Dr.Smruti S.Pattanaik, Research Fellow at the New Delhi-based Institute of Defense Studies and Analyses, answers questions from NewsIn.Asia on why Nawaz Sharif is in deep water now.
Q: Why has Imran Khan chosen the present time to mount pressure on Prime Minister Nawaz Sharif?
A: Imran wants to put pressure on Nawaz who is already under tremendous stress because of the deteriorating civil-military relations. The army is not happy with the government’s delaying tactics in taking up its anti-terror plan, especially the National Action Plan (NAP).
Q: Is Nawaz Sharif particularly weak now and vulnerable? Has his administration been devoid of achievements?
A: Nawaz is weak and vulnerable. The army is angry with the selective leak to the Dawn newspaper regarding a civil-military rift over how to tackle terrorism especially after India upped the ante following the attack on an Indian army camp at Uri in Kashmir. Due to his apprehensions regarding the army and its ability to encroach into the civilian sphere, Nawaz kept defense and foreign affairs portfolios under him. He took advisers on foreign affairs and National Security and had a Deputy Defense Minister too.

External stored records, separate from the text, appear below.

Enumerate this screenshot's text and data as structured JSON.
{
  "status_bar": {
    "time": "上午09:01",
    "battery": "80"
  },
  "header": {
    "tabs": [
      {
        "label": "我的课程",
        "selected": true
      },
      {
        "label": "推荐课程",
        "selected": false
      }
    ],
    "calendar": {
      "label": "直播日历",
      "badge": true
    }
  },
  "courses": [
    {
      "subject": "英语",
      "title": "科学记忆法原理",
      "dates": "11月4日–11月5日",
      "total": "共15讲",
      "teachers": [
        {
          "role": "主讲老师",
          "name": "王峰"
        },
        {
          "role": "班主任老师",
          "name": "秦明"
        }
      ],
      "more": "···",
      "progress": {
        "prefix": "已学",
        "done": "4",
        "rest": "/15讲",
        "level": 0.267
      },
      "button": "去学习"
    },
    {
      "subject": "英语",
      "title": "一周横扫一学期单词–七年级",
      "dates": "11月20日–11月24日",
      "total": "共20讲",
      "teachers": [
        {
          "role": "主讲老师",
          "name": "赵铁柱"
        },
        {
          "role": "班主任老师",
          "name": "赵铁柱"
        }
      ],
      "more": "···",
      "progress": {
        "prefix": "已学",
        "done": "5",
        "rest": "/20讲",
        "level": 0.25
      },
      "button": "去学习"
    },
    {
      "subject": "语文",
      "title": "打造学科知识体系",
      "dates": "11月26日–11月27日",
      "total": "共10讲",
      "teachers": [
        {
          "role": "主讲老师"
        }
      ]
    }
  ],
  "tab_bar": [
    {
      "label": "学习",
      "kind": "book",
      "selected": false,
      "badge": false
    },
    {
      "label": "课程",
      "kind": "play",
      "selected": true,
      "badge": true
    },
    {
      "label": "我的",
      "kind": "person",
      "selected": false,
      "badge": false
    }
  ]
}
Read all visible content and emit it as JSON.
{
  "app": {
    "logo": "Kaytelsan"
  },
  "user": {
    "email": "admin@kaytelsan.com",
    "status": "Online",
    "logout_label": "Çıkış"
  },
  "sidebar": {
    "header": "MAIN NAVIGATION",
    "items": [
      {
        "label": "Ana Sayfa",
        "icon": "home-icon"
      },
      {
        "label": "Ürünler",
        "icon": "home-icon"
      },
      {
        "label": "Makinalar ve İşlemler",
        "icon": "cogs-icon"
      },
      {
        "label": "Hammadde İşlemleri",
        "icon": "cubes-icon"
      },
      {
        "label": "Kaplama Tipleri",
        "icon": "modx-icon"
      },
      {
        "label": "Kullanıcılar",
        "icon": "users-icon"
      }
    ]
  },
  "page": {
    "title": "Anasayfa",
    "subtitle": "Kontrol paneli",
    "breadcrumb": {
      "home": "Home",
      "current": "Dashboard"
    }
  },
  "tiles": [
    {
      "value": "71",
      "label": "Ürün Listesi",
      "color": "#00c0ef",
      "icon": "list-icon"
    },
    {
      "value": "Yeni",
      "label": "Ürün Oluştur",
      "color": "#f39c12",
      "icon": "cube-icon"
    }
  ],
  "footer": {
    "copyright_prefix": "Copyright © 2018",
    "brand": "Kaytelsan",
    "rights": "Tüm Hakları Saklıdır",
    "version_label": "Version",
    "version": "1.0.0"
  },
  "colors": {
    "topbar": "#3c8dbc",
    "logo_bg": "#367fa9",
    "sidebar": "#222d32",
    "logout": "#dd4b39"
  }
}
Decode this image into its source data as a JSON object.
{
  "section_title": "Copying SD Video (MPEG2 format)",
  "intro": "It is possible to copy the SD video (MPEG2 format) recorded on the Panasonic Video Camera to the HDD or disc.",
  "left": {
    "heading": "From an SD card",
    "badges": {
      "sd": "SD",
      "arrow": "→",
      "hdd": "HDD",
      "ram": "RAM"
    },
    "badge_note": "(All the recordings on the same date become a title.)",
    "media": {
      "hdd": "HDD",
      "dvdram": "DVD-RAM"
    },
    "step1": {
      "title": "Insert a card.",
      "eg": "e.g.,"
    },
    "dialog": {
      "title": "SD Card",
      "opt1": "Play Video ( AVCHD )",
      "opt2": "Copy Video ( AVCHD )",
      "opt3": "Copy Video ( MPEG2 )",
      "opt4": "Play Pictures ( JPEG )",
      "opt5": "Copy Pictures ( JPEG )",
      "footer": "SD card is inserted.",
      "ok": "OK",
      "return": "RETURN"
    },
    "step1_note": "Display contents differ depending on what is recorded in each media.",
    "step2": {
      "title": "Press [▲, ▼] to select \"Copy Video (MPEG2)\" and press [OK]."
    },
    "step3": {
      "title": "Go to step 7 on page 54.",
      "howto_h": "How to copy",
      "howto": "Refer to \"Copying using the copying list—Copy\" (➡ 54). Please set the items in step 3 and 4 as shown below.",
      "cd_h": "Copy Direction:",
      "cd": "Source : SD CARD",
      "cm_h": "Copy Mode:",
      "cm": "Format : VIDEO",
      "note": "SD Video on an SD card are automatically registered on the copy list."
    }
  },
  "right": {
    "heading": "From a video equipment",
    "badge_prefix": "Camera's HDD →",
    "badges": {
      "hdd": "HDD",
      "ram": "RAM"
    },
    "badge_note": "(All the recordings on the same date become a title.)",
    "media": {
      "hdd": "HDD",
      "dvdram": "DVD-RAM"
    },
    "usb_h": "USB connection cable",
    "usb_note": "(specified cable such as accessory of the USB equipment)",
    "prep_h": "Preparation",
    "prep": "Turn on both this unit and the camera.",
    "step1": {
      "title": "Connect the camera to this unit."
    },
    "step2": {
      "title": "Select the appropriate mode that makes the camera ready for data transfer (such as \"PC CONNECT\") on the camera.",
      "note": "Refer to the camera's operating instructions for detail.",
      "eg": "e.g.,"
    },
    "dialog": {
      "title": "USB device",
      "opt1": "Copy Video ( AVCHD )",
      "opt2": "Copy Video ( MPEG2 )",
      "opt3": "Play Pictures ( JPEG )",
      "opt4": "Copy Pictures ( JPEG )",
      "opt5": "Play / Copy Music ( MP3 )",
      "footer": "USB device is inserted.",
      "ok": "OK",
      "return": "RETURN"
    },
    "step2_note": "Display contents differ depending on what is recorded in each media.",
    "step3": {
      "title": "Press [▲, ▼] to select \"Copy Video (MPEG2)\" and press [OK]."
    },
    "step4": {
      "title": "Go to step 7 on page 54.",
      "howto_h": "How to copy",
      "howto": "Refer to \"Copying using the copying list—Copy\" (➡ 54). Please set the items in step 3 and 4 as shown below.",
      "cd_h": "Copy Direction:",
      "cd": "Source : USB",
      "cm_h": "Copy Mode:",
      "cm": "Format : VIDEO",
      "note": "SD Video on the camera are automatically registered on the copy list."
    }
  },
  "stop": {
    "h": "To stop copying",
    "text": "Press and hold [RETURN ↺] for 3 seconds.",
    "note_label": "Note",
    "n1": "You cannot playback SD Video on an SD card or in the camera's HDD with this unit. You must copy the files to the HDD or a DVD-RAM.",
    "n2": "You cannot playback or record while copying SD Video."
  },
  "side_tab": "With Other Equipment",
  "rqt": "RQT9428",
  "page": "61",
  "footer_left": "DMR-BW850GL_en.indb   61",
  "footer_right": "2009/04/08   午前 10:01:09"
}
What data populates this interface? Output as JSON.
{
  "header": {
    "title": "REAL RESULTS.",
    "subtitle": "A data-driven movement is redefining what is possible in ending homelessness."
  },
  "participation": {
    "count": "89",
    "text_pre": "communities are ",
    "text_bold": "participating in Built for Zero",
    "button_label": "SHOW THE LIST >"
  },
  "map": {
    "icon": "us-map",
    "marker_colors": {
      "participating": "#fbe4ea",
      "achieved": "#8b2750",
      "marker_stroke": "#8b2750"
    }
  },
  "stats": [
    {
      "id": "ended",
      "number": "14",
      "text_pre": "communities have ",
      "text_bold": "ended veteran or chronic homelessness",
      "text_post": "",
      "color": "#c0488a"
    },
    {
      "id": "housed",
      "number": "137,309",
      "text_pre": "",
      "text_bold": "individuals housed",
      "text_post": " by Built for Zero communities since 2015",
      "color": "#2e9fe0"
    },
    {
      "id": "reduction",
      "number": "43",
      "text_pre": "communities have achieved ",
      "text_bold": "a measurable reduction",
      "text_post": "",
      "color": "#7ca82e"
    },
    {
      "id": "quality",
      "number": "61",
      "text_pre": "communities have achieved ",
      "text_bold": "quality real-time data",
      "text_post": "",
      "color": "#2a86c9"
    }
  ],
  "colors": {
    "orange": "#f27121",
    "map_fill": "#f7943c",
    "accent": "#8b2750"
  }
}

But Nawaz did not call cabinet meetings regularly and was absent from Parliament most of the time. The army was becoming more popular. Army chief Gen.Raheel Sharif was more popular than Nawaz, especially after the Zarb-e-Azb anti-terror operation. Moreover, Nawaz’s position was undermined with the accusation of rigging the elections. The Panama Papers leak, which showed his family benefitting from off shore investments, further dented his image.
While the army wants to maintain the current balance in civil-military relations, Imran Khan wants to make inroads into Punjab, which Sharif’s Pakistan Muslim League (PML-N) dominates. Imran cannot achieve his objectives without the removal of Nawaz Sharif.
Q: What is Nawaz’s standing among the voters?
A: A Gallup poll done three days ago says that Nawaz’s Pakistan Muslim League (N) continues to be a popular party. The Pakistan People’s Party (PPP) led by Bilawal Bhutto, is in bad shape and Imran’s influence is limited to pockets in Punjab and Khyber Pakhtunwala. The PML-N and the PTI have the same vote bank – rightist elements. Thus, the competition between them is intense. Moreover Punjab, where they compete, is the most populous province. Controlling Punjab is therefore important. The PTI has a presence in the southern Punjab. Apart from KP, it got the second largest number of seats in Punjab. But still I feel that PTI cannot be a major challenge unless the army supports it.
Q: what is the impact of the Panama Papers leak?
A: All the opposition parties support Imran’s agenda on the Panama Papers. They want Sharif to be investigated and demand his resignation. But PPP and the Jamiat Ulema-e-Islam-Fazal (JUEI-F) led by Maulana Fazlur Rahman do not want military rule or an unconstitutional takeover of power.
Q:Do you think Nawaz did not do enough to capitalize on the unrest in Kashmir?
A: India-Pakistan relations is in Army’s hands. All the political parties have a common stand on Kashmir. Beyond a point Nawaz cannot leverage much on the Kashmir issue. But he was annoyed that Pakistan got internationally isolated after the Uri attack. Reportedly, Shahbaz Sharif and the ISI chief had a heated argument over the Establishment’s approach to terrorism. The Sharif government felt that going after terrorists selectively is not helping Pakistan.
Q: Did Nawaz play ball with the army on terrorism and Kashmir? Does the army and ISI find him to be inadequate?
A: On the Kashmir issue , the government and the army are on same page. But on the issue of terrorism there are differences. Nawaz does not want the army to clean up Punjab. The army wants to keep the pressure on Nawaz so that he doesn’t assert himself much.
Q: How do u see the recent calls for Gen. Raheel Sharif to be made Field Marshal?
A: This is done by some people who support the army and want the army to have more power. Gen. Raheel is popular and the army did everything to publicize his efforts and leadership in addressing the issue of terrorism. In fact posters and large hoardings came up in Lahore and other places hailing the role of Raheel.
Q: Does Raheel have political ambitions and is he using Imran as a cat’s paw to oust Nawaz in a civilian coup?
A: Raheel does not appear to have political ambitions. The only objective the army has is that it should have the last word in national security affairs. It will not tolerate any interference in its institutional affairs. However, slowly, it is getting ingress into internal security matters. Imran is being used to remind Sharif of his limits and not to expand his responsibility to encroach on what army perceives as it’s domain.